One year after the promise was made, urgent action is needed at a conference in April if the funding gaps are to be filled to deliver education to every Syrian refugee child. 


International leaders have committed to track the progress of a historic promise to get every Syrian refugee child into school in Turkey, Lebanon and Jordan.

The co-hosts of the London conference where the pledge was announced one year ago will be at talks on the future of Syria and the region to be held in Brussels in April.

Theirworld has been campaigning for months for them to make good on their promise, which was made on February 4, 2016. 

The United Kingdom, Germany, Norway, Kuwait and the United Nations brought donors together and revealed radical plans that included getting all Syrian refugee children into education in neighbouring countries during the 2016-17 school year.

Commitments from international donors have helped about half of Syrian refugee children into school in Turkey, Lebanon and Jordan. But one year after the promise – and with only a few months until the end of the school year – the others are still being denied an education.

Gordon Brown, the United Nations Special Envoy for Global Education, told a British parliamentary inquiry last week: “We’re still one million kids short. We’re still $1 billion short. The UK has made good on its promises – it’s time other countries make good on theirs.”

A statement from the British Embassy in Beirut highlighted the funding delivered so far by the UK for education in Lebanon – and added that the London conference co-hosts “look forward to renewing these commitments at the Brussels conference in April”.

Ben Hewitt, Campaigns and Communications Director at Theirworld, warned: “The meeting in Brussels will only work if governments are transparent about their funding commitments to education and work together to urgently fill the funding gap needed to get every child in school.

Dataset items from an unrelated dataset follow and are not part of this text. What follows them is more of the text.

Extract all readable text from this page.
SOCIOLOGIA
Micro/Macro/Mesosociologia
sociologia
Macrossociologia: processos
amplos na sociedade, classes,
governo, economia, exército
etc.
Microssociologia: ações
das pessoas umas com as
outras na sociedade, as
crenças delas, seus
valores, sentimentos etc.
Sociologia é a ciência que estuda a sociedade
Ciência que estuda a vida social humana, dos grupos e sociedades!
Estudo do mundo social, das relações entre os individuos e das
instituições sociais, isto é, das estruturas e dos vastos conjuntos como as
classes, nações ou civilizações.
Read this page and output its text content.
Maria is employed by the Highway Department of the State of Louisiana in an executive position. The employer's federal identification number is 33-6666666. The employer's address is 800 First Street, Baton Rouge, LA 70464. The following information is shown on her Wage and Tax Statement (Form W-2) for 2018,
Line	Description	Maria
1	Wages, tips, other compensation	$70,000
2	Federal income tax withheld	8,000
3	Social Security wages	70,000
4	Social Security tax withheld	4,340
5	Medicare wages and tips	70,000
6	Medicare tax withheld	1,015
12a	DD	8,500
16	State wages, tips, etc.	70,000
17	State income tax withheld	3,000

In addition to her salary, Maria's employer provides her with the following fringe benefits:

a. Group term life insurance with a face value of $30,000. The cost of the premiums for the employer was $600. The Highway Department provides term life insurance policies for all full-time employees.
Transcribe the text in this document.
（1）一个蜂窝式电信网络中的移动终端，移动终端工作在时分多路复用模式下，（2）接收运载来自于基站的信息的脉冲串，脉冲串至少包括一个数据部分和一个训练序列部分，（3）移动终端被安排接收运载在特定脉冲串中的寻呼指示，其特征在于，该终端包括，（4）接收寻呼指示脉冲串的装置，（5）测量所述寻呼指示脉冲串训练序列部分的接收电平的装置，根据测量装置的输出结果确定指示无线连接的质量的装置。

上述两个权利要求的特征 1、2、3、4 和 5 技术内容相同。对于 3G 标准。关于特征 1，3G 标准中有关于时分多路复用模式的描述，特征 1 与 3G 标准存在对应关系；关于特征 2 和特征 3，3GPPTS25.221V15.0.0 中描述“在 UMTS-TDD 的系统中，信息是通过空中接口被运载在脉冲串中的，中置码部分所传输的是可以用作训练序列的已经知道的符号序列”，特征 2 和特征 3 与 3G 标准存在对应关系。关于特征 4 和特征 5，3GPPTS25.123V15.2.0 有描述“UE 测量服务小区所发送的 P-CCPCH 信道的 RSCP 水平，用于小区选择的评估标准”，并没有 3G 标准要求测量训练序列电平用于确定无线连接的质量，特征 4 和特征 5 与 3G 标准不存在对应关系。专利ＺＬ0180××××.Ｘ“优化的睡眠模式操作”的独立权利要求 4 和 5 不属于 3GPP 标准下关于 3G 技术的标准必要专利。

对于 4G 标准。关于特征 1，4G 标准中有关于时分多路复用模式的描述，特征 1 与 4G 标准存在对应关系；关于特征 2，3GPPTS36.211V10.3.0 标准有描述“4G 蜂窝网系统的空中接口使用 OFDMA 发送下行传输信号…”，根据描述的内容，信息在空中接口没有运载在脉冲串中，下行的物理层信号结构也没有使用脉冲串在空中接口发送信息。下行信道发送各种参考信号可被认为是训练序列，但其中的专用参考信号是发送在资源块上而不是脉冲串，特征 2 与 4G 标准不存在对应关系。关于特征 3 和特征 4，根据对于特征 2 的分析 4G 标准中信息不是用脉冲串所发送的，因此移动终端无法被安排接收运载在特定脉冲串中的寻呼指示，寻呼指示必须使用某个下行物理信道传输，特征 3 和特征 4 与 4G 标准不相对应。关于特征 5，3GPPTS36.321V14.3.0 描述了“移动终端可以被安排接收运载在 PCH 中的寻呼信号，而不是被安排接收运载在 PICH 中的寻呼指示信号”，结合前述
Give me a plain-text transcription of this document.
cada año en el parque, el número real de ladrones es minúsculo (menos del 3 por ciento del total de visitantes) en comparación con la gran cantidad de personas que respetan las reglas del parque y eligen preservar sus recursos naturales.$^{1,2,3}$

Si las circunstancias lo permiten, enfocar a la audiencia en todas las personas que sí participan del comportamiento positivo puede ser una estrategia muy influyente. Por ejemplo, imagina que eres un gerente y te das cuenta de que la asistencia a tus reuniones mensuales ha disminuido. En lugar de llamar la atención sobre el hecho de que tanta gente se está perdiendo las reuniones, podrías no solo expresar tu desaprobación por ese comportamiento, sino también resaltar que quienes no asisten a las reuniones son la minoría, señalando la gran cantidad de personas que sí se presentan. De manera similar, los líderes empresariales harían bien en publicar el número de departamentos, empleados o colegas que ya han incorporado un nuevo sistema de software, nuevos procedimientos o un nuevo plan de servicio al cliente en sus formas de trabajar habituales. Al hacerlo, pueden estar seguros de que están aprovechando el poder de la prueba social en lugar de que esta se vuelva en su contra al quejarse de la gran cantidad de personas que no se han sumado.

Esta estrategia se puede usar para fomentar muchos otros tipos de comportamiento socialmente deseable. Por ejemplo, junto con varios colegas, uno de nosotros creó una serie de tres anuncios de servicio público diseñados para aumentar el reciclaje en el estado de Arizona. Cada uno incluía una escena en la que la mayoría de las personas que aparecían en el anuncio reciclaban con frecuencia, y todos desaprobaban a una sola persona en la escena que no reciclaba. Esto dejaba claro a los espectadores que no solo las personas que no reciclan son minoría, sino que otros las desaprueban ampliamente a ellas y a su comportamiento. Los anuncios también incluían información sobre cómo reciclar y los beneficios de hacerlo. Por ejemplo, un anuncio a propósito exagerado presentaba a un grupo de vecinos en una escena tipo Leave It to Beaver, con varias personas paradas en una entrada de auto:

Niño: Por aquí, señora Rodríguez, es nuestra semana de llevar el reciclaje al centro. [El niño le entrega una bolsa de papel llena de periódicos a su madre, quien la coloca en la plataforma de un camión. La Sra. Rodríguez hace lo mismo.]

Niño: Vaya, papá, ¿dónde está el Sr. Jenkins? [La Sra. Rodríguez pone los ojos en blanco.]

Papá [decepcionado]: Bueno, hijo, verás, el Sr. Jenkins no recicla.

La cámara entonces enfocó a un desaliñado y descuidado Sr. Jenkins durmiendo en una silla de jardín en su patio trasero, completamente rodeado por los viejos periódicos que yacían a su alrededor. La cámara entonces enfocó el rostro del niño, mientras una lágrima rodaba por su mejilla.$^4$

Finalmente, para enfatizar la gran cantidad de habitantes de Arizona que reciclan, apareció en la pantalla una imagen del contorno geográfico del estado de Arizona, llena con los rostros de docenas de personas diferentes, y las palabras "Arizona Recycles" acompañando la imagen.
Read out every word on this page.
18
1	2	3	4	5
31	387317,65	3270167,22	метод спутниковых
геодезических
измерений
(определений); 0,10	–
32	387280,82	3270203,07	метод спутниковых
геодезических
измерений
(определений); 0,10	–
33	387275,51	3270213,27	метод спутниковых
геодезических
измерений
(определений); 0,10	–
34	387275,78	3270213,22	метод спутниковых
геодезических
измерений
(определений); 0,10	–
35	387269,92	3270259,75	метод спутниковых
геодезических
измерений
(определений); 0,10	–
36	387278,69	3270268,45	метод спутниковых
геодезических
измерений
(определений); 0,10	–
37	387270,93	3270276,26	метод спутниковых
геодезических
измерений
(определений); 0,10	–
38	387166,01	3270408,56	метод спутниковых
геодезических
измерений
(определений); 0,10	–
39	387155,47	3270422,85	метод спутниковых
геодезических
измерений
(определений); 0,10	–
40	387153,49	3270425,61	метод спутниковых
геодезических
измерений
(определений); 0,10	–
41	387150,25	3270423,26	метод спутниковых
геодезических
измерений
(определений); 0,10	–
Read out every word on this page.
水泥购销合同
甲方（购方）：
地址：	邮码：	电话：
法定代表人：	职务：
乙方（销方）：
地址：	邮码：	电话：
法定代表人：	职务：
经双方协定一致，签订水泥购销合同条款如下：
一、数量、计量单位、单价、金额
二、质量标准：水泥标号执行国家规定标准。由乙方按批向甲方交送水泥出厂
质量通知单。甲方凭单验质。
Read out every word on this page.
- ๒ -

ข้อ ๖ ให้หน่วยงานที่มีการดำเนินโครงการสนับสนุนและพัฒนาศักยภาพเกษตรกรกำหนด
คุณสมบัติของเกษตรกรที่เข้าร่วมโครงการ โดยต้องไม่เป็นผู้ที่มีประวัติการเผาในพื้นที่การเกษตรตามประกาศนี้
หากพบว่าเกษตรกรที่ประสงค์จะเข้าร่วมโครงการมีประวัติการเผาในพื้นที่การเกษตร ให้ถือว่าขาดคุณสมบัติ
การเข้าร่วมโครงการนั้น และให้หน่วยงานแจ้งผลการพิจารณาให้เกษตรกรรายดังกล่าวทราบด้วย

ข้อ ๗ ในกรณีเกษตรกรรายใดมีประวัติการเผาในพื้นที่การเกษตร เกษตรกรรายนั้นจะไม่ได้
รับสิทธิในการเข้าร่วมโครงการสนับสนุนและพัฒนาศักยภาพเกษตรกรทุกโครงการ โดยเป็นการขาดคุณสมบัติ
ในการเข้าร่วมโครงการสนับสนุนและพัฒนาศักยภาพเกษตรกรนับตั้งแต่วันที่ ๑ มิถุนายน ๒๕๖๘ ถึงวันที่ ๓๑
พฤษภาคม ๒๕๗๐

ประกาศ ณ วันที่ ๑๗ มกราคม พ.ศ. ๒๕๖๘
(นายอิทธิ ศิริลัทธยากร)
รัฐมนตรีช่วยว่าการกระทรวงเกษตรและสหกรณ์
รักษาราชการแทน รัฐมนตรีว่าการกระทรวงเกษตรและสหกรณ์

“The UK, Germany, Norway, Kuwait and the UN brought 60 donors together in London and made a promise to get every child in school. 

“The conference in April is an important step – but must be a meeting of action, as there will be only three months left to deliver on the promises made to a million refugee children who fled the war in Syria and are desperate to go to school.”

The UK’s Secretary of State for International Development, Priti Patel, was in Lebanon to mark the one-year anniversary of the London conference.

There she announced the UK is keeping to its commitment to invest £160 million over four years in quality education in Lebanon. 

Patel also said: “The UK has delivered on the promises we made last year, reaching hundreds of thousands of Lebanese and refugees. Now it is essential that the international community and host governments alike step up with the funding and reforms needed to complete the ambitious agenda agreed in London.” 

In or out of school

At the end of 2016, there were 1.6 million registered Syrian refugees of school age in Turkey, Lebanon and Jordan.

  • TURKEY: 491,896 in school, 380,000 out of school, 871,896 total (ages 6-18)
  • LEBANON: 200,000 in school, 277,034 out of school, 477,034 total (ages 3-17)
  • JORDAN: 170,000 in school, 91,000 out of school, 261,000 total

The UK’s Department for International Development is working with partners and providing multi-year funding that allows education ministries to plan ahead and donors to track where the money is going.

But there has been a lack of overall transparency about the promise to get all Syrian refugee children into school this year.  

Theirworld investigation uncovered the lack of a clear and coherent overview of how the pledge is progressing. We found that less than a third of the $1.4 billion funding needed for education was committed in 2016 and only half of the 1.7 million children are in school.

Individual commitments have been made by Germany, Norway, the United States, the European Union and the World Bank. They have helped thousands of children into school and at lesser risk of child marriage, child labour and exploitation.

But a collective effort is now needed from all donors to ensure the pledge made in London a year ago is kept and all the necessary financing is delivered. 

Transparency, real delivery and long-term commitments are vital – or all that hundreds of thousands of Syrian children will get this year is broken promises.